I proceeded to the Houghton Mifflin booth, my publisher, where I signed a huge stack of books. They just gave them away to people, like breath mints! That made me a little nervous–how would we sell any if everyone had a copy already? But the Houghton people assured me that this is how these things are done. Later I signed another bunch of books in this big corral place where there are dozens of authors signing away while people line up in chutes to get a free book. Here’s my chute before they let the people in. And here I am signing.
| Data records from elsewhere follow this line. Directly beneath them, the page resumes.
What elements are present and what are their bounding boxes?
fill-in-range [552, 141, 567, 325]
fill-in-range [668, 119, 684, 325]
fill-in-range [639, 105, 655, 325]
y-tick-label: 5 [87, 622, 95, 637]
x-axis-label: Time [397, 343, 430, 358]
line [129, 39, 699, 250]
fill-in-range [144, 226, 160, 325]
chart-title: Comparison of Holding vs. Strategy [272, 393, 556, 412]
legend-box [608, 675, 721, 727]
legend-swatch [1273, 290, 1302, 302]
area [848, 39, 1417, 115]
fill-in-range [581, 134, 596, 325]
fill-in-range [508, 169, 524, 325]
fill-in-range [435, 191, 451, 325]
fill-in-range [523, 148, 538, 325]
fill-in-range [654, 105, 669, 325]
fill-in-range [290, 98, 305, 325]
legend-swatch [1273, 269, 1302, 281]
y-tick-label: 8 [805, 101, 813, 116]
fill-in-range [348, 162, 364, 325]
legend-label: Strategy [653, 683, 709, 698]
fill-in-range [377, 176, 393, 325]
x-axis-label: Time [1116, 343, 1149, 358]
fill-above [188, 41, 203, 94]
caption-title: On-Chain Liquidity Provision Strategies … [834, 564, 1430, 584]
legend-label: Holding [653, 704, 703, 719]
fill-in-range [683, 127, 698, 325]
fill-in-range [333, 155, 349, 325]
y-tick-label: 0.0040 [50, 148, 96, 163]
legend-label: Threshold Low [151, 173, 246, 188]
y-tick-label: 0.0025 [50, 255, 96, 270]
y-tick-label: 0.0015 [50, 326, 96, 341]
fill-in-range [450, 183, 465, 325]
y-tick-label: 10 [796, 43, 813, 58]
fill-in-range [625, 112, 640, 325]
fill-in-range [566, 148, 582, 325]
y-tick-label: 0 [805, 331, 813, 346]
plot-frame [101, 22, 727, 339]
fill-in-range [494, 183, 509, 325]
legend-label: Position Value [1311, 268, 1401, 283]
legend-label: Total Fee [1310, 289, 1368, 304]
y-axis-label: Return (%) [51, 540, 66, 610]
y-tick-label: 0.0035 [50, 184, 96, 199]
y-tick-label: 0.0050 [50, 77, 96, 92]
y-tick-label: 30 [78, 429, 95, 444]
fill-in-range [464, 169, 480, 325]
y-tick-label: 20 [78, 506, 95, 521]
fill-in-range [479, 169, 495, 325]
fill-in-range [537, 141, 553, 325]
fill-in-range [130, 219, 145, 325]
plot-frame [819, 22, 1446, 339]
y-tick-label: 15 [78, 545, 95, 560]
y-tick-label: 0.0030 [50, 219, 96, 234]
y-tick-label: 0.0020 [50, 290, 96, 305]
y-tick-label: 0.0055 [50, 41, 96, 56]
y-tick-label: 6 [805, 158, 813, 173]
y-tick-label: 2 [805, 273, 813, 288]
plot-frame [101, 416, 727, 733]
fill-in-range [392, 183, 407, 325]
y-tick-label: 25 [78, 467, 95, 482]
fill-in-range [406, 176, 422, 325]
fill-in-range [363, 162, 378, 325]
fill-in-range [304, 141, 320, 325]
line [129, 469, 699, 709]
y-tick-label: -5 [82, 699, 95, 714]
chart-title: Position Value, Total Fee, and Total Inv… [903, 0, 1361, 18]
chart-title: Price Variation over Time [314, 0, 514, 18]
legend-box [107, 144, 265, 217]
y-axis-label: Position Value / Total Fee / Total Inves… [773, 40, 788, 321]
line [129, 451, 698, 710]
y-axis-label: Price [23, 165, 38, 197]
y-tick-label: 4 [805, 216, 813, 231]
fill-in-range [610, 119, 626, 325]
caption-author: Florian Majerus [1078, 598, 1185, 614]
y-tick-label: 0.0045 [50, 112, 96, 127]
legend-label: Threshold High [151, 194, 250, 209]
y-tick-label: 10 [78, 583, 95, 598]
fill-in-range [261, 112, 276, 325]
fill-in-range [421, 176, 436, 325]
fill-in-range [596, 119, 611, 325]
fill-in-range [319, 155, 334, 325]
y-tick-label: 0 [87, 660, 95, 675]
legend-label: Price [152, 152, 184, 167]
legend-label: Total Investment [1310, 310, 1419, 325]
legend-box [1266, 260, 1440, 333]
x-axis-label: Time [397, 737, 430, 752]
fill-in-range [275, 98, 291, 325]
It was pretty wild.
But not nearly as wild as The Great Big International Drag King Show, which I went to later Friday night. These pictures suck, but it was the best I could do. This was an interesting sailor number. The finale involved a jolly roger flag being produced from a most surprising place.
This act was really impressive, with lots of period costumes and elaborate choreography.
But these guys in their chaps performing Save a Horse, Ride a Cowboy, were the real showstoppers.
The next day, I was on a panel called Pictures of a Life: Comics and the Memoir. My idol Harvey Pekar was on it too. He just guest-edited Best American Comics for Houghton Mifflin with Anne Elizabeth Moore. It’s a great anthology coming out in October. This is Harvey and me waiting to go to the airport.